FIG. 9 and FIG. 10 show different embodiments of a suture anchor 16.

Claims

1. An implant of magnesium die-casting or a magnesium die cast alloy, wherein the implant is porous, at least in portions thereof, and wherein the porosity increases from outside inwardly, at least in portions thereof.

2. The implant of claim 1, wherein at least one surface of the implant is substantially free of open pores.

3. The implant of claim 2, wherein the surface has less than 3 open pores with a diameter of more than 100 μm/cm2.

4. The implant of claim 1, wherein the textural structure of the magnesium or magnesium alloy becomes coarser in the inward direction.

5. The implant of claim 1, wherein the degree of porosity in a first region close to the surface is less than 3%.

6. The implant of claim 5, wherein the region close to the surface is defined by a maximum depth of 0.5 mm.

7. The implant of claim 1, wherein the degree of porosity in another region, away from the surface, is more than 3%, preferably more than 5%.

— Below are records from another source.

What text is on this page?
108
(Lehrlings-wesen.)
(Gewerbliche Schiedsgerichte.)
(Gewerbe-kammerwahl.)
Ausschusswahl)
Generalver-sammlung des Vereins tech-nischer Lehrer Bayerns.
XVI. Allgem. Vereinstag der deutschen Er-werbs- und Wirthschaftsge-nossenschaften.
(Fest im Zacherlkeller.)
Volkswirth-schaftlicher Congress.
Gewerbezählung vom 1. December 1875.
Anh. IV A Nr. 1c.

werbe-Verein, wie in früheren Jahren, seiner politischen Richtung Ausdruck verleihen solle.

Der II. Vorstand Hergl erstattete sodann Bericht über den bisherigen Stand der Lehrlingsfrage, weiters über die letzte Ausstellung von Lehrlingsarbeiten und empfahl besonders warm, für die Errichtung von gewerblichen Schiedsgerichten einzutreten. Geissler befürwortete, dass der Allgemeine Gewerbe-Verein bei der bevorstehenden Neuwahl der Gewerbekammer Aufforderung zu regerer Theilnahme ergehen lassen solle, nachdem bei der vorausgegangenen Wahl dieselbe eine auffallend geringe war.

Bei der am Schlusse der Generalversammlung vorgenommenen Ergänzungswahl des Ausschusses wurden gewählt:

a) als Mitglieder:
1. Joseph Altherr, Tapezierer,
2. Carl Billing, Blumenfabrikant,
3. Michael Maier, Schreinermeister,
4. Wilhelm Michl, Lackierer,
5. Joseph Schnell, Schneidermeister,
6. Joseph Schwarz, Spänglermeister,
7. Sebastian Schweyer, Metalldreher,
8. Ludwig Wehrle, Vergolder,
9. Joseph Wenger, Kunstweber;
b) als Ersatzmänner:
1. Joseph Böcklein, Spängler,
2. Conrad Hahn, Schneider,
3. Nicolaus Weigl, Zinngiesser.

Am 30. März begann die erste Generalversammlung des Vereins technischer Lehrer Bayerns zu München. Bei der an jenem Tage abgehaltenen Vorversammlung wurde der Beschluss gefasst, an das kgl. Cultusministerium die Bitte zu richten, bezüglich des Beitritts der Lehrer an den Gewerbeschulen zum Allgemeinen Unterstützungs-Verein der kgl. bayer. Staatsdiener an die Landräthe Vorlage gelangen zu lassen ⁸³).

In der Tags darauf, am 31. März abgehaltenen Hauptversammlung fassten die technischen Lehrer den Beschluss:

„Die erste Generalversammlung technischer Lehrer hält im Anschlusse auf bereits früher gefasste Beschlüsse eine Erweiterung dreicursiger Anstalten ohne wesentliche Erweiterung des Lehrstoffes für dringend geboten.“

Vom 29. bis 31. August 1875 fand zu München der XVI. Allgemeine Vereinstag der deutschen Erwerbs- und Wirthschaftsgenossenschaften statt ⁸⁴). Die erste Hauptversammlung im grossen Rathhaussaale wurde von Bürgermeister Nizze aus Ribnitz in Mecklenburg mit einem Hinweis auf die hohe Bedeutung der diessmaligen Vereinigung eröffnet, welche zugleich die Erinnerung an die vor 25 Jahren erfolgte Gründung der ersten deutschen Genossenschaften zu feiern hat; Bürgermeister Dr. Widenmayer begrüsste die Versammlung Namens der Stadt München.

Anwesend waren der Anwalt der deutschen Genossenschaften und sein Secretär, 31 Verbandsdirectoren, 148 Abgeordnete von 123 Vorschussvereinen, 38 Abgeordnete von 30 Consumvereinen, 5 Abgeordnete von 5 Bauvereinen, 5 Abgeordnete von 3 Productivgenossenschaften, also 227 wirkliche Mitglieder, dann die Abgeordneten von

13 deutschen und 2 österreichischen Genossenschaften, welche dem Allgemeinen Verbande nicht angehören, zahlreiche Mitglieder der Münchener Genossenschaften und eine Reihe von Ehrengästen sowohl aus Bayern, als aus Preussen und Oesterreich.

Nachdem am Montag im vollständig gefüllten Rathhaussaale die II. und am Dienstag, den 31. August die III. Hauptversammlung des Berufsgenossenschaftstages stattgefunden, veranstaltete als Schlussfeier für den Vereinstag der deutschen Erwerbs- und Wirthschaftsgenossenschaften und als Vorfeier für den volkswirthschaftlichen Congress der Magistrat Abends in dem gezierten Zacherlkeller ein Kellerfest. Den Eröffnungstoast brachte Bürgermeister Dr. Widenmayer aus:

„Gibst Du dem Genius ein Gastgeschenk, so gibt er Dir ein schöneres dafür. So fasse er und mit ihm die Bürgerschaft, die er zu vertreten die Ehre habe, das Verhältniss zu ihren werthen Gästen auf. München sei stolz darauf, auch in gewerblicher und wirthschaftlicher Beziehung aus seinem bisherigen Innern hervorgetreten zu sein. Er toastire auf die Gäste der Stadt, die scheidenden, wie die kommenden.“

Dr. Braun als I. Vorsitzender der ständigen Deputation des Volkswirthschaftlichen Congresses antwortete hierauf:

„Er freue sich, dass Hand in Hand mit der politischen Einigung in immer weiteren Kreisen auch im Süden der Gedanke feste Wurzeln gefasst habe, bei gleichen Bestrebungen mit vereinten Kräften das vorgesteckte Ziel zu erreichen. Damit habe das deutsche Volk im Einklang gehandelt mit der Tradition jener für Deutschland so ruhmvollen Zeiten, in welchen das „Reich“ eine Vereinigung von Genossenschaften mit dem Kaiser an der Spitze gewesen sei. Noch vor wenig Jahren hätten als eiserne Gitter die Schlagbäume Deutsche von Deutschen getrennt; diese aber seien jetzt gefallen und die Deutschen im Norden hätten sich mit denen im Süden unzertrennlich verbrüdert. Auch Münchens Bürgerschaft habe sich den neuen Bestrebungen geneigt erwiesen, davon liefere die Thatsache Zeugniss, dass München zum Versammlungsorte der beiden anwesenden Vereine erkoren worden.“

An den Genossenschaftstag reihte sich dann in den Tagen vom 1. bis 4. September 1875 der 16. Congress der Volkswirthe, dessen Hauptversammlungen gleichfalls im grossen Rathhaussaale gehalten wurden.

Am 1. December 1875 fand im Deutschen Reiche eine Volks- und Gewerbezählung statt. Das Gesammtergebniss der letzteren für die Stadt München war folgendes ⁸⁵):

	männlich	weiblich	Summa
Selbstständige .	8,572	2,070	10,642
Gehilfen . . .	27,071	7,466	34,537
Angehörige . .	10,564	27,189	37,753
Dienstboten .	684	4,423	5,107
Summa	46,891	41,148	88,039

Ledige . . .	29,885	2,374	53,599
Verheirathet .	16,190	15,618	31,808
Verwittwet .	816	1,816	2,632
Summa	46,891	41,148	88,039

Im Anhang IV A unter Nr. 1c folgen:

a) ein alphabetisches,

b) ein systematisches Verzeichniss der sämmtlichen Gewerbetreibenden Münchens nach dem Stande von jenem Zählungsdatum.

8. The implant of claim 7, wherein the region away from the surface is defined by a depth of more than 0.6 mm.

9-11. (canceled)

12. The implant of claim 1, wherein the implant comprises a magnesium alloy which comprises at least one of the elements Nd, La, Ce, Pr, Sm, and Eu in an amount less than about 0.15% each, and less than about 0.4% in total.

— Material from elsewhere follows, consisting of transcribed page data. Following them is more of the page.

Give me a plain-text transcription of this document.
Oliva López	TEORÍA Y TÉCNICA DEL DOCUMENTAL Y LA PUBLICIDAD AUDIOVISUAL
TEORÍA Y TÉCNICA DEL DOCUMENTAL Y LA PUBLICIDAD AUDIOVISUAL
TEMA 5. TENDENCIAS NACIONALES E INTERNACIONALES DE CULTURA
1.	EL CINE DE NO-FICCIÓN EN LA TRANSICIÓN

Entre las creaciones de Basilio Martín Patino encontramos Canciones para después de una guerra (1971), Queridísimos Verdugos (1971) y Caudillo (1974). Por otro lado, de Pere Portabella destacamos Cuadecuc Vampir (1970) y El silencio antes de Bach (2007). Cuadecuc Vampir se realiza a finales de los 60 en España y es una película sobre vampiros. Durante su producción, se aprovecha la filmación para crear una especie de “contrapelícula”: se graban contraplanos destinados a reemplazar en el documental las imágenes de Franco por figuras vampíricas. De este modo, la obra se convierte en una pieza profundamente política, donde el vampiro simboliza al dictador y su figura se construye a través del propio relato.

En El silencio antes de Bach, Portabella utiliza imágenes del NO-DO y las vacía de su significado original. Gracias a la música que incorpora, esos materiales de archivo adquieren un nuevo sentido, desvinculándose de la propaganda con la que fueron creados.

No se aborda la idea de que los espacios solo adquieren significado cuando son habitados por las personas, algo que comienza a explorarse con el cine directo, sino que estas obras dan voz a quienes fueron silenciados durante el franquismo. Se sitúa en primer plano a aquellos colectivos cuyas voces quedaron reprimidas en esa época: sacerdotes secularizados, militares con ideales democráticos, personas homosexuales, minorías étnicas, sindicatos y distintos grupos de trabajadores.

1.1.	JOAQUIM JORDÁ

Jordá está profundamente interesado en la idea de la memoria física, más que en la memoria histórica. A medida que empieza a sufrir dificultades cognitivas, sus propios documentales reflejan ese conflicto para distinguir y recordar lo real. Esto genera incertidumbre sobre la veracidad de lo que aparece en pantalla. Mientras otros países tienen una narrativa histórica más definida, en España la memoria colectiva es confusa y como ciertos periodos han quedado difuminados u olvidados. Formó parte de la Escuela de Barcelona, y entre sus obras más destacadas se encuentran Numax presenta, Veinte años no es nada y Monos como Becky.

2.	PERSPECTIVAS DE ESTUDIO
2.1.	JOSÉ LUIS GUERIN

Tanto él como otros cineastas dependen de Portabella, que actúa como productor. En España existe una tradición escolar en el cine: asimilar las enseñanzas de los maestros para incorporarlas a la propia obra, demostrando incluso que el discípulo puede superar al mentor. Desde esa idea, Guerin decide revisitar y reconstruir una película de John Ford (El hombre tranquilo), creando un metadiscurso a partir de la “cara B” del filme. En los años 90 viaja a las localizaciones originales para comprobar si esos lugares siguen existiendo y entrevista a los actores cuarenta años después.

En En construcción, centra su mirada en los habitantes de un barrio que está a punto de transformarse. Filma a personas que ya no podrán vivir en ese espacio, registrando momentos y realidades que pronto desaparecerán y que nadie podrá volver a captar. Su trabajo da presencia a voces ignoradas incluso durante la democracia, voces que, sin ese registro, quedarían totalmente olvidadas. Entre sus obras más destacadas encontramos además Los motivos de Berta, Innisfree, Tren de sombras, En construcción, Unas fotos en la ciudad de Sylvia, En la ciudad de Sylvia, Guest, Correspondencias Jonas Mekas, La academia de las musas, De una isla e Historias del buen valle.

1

13. The implant of claim 1, wherein the implant comprises a magnesium alloy which comprises at least one of the elements Al, Zn, Si, Mn, Ca, Zr, Li, Sn, Sr, and P in an amount less than about 0.2% each and less than about 0.4% in total.

14. The implant of claim 1, wherein the implant comprises a magnesium alloy comprising at least one of the elements Ag, Au, Cu, Fe, and Ni in an amount less than about 50 ppm each.

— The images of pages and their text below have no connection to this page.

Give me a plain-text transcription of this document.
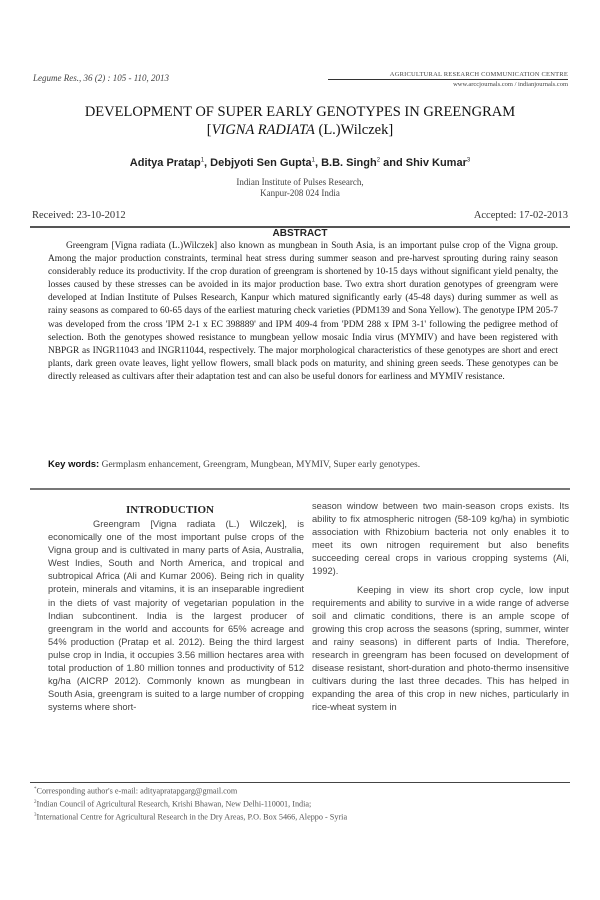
Legume Res., 36 (2) : 105 - 110, 2013	AGRICULTURAL RESEARCH COMMUNICATION CENTRE
www.arccjournals.com / indianjournals.com
DEVELOPMENT OF SUPER EARLY GENOTYPES IN GREENGRAM
[VIGNA RADIATA (L.)Wilczek]
Aditya Pratap$^1$, Debjyoti Sen Gupta$^1$, B.B. Singh$^2$ and Shiv Kumar$^3$
Indian Institute of Pulses Research,
Kanpur-208 024 India
Received: 23-10-2012	Accepted: 17-02-2013
ABSTRACT
Greengram [Vigna radiata (L.)Wilczek] also known as mungbean in South Asia, is an important pulse crop of the Vigna group. Among the major production constraints, terminal heat stress during summer season and pre-harvest sprouting during rainy season considerably reduce its productivity. If the crop duration of greengram is shortened by 10-15 days without significant yield penalty, the losses caused by these stresses can be avoided in its major production base. Two extra short duration genotypes of greengram were developed at Indian Institute of Pulses Research, Kanpur which matured significantly early (45-48 days) during summer as well as rainy seasons as compared to 60-65 days of the earliest maturing check varieties (PDM139 and Sona Yellow). The genotype IPM 205-7 was developed from the cross 'IPM 2-1 x EC 398889' and IPM 409-4 from 'PDM 288 x IPM 3-1' following the pedigree method of selection. Both the genotypes showed resistance to mungbean yellow mosaic India virus (MYMIV) and have been registered with NBPGR as INGR11043 and INGR11044, respectively. The major morphological characteristics of these genotypes are short and erect plants, dark green ovate leaves, light yellow flowers, small black pods on maturity, and shining green seeds. These genotypes can be directly released as cultivars after their adaptation test and can also be useful donors for earliness and MYMIV resistance.
Key words: Germplasm enhancement, Greengram, Mungbean, MYMIV, Super early genotypes.
INTRODUCTION

Greengram [Vigna radiata (L.) Wilczek], is economically one of the most important pulse crops of the Vigna group and is cultivated in many parts of Asia, Australia, West Indies, South and North America, and tropical and subtropical Africa (Ali and Kumar 2006). Being rich in quality protein, minerals and vitamins, it is an inseparable ingredient in the diets of vast majority of vegetarian population in the Indian subcontinent. India is the largest producer of greengram in the world and accounts for 65% acreage and 54% production (Pratap et al. 2012). Being the third largest pulse crop in India, it occupies 3.56 million hectares area with total production of 1.80 million tonnes and productivity of 512 kg/ha (AICRP 2012). Commonly known as mungbean in South Asia, greengram is suited to a large number of cropping systems where short-

season window between two main-season crops exists. Its ability to fix atmospheric nitrogen (58-109 kg/ha) in symbiotic association with Rhizobium bacteria not only enables it to meet its own nitrogen requirement but also benefits succeeding cereal crops in various cropping systems (Ali, 1992).

Keeping in view its short crop cycle, low input requirements and ability to survive in a wide range of adverse soil and climatic conditions, there is an ample scope of growing this crop across the seasons (spring, summer, winter and rainy seasons) in different parts of India. Therefore, research in greengram has been focused on development of disease resistant, short-duration and photo-thermo insensitive cultivars during the last three decades. This has helped in expanding the area of this crop in new niches, particularly in rice-wheat system in

*Corresponding author's e-mail: adityapratapgarg@gmail.com
$^2$Indian Council of Agricultural Research, Krishi Bhawan, New Delhi-110001, India;
$^3$International Centre for Agricultural Research in the Dry Areas, P.O. Box 5466, Aleppo - Syria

15. The implant of claim 1, wherein the implant comprises a magnesium alloy which comprises Be in an amount less than about 4 ppm.

16. The implant of claim 1, wherein the degree of porosity of the implant is about 1 to about 40%.

17. The implant of claim 1, wherein the implant is coated.

18. The implant of claim 1, wherein the implant has a blasted surface.

19. The implant of claim 1, wherein the implant is formed in one piece.

20. The implant of claim 1, wherein the implant is deburred by ignition of an explosion in a drum.

21. The implant of claim 1, wherein the implant is in a form selected from the group consisting of: a screw, a cage, a suture anchor and a suture wound anchor.

22. A magnesium alloy for the implant of claim 1, wherein the magnesium alloy comprises from about 1 to about 9% of Y and from about 0.1 to about 1.5% of other rare earth metals, and wherein the amount of Zn is less than about 0.4%.

23-28. (canceled)

29. A method for manufacturing the implant of claim 1, wherein a magnesium alloy is formed into an implant in a die casting process.

30. The method of claim 29, wherein the magnesium alloy comprises from about 1 to about 9% of Y, and from about 0.1 to about 1.5% of other rare earth metals.

31. The method of claim 29, wherein the pressure under which the melt is compressed in the die during the die cast process is more than about 100 bars.

32. The method of claim 29, wherein a casting temperature is above about 600° C.

33. The method of claim 29, wherein a casting rate more than about 20 cm/s is used.

34-39. (canceled)

40. The implant of claim 1, wherein the implant, or at least portions thereof, comprises a coating which decomposes or dissolves at a temperature above the body temperature.

41. The method of claim 29, wherein the casting temperature is above about 700° C.